A week went by with no reply so I mailed again, asking when I could expect a reply as I was considering writing an article related to my observations. This got the attention of their press office and I was quickly contacted to ask about my writing qualifications, what I was writing about and who I was writing for. I gave them the information they asked for and asked about the possibility of interviewing their head of product development about the approach to security in current future network-connected products, including any proposed OneNet security strategy.
I received no reply. Another week passed. I mailed the press office back to ask how things now stood and was told that as my query did not relate to a system I had installed on my boat, I could not expect to receive a reply.
I left it another week before posting this, just in case they decided to answer my original query. They didn't.
Clearly I am personally disappointed. I wasted time following a procedure I was told to follow by a Raymarine representative, was told to expect a reply, was grilled for information about my background and then simply ignored. Not encouraging on the customer services front. Not good PR either, as a simple reply wouldn't have encouraged me to write about the company negatively.
It does make me question their procedure for handling security reports, which large established software vendors will have.

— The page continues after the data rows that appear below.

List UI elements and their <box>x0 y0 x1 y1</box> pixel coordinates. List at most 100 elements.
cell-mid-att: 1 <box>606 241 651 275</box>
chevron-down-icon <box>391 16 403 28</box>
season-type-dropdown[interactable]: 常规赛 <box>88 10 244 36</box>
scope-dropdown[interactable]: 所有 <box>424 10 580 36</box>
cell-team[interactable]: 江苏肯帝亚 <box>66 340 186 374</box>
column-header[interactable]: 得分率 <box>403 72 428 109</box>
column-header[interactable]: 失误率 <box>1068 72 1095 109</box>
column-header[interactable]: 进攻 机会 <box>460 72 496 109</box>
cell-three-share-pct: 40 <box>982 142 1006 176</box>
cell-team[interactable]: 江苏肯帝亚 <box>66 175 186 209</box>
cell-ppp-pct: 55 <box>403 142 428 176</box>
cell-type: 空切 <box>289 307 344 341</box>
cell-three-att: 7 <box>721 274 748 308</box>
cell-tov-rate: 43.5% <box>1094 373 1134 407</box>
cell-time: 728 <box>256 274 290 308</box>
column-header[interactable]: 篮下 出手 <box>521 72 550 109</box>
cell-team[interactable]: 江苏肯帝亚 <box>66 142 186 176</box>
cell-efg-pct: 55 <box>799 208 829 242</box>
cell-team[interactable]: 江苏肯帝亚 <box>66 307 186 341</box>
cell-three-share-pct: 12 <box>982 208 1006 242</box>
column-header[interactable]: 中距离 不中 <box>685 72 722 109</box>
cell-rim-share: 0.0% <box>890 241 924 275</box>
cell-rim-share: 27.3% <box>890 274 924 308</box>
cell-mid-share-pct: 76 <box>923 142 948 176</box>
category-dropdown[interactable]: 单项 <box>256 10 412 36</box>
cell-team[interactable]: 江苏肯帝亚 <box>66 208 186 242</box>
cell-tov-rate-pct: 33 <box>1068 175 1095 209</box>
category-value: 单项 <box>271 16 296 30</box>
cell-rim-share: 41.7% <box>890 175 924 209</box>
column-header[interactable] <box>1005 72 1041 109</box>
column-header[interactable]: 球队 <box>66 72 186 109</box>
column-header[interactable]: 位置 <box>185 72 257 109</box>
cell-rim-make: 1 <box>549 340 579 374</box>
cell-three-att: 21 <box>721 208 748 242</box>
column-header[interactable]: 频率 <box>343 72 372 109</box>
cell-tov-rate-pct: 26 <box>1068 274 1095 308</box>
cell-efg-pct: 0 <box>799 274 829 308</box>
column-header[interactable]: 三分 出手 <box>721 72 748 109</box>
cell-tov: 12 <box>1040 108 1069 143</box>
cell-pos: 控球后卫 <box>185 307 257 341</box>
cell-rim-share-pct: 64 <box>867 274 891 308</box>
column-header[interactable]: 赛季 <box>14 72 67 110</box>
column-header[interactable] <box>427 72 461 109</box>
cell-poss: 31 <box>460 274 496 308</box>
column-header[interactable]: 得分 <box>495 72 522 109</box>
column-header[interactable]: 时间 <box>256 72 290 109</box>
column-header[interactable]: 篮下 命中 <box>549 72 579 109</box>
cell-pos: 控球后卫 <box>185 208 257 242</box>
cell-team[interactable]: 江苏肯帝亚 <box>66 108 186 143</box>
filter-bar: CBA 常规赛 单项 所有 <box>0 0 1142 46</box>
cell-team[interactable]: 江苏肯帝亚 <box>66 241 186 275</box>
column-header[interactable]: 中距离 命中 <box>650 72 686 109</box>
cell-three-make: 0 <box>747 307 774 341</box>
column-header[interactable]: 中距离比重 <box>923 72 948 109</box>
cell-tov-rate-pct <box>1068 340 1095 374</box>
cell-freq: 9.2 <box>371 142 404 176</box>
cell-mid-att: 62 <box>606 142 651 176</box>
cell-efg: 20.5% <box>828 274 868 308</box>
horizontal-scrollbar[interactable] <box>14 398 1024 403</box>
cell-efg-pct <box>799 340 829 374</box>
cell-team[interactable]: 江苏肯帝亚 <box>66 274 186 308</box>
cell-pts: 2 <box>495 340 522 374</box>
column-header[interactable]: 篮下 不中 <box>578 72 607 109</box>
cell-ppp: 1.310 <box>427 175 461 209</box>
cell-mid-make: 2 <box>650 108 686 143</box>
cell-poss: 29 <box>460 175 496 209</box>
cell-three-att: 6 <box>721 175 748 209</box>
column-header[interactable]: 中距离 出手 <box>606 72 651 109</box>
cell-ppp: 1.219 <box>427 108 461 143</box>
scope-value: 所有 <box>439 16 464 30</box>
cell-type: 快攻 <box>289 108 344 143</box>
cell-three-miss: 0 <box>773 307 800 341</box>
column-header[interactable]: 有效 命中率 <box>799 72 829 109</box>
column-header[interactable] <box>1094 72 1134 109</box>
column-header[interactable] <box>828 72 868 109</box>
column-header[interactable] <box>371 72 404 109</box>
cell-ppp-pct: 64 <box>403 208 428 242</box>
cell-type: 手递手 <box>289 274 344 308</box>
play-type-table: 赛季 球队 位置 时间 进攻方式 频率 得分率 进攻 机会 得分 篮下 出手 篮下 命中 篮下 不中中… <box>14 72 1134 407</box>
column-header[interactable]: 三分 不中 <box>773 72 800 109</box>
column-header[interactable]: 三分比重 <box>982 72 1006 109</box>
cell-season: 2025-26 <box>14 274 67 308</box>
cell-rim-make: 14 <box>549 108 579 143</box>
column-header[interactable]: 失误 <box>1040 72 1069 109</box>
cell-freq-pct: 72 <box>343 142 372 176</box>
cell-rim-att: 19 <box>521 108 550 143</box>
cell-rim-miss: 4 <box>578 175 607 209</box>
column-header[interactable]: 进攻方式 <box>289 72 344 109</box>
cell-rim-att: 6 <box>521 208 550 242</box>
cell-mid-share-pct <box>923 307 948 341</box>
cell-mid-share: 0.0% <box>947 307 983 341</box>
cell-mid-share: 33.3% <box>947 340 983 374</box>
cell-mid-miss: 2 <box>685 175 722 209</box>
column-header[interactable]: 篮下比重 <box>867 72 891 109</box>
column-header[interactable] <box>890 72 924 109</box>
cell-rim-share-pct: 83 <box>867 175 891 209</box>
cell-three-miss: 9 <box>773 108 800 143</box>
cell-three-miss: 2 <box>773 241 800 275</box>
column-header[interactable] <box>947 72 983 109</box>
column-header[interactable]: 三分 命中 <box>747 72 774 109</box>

Do they have one? Did I not receive a reply because they believed that this was a non-issue but couldn't be bothered to reply to me, or because the question never reached the right people?
The marine electronics industry has traditionally dealt in closed systems which people did not try to deliberately break for fun and profit. Are they now blundering like naifs into the connected world with the same approach? Unfortunately the system is no longer guaranteed to be closed. It may be connected to the Internet. A customer might unwittingly connect a malware infected PC to it. The person on the next boat may simply enjoy cracking wireless systems.
For the past quarter century the mainstream computing industry has operated with the constraint that security cannot be simply an afterthought. What customer-impacting events will it take to bring the marine electronics industry into the 1990s?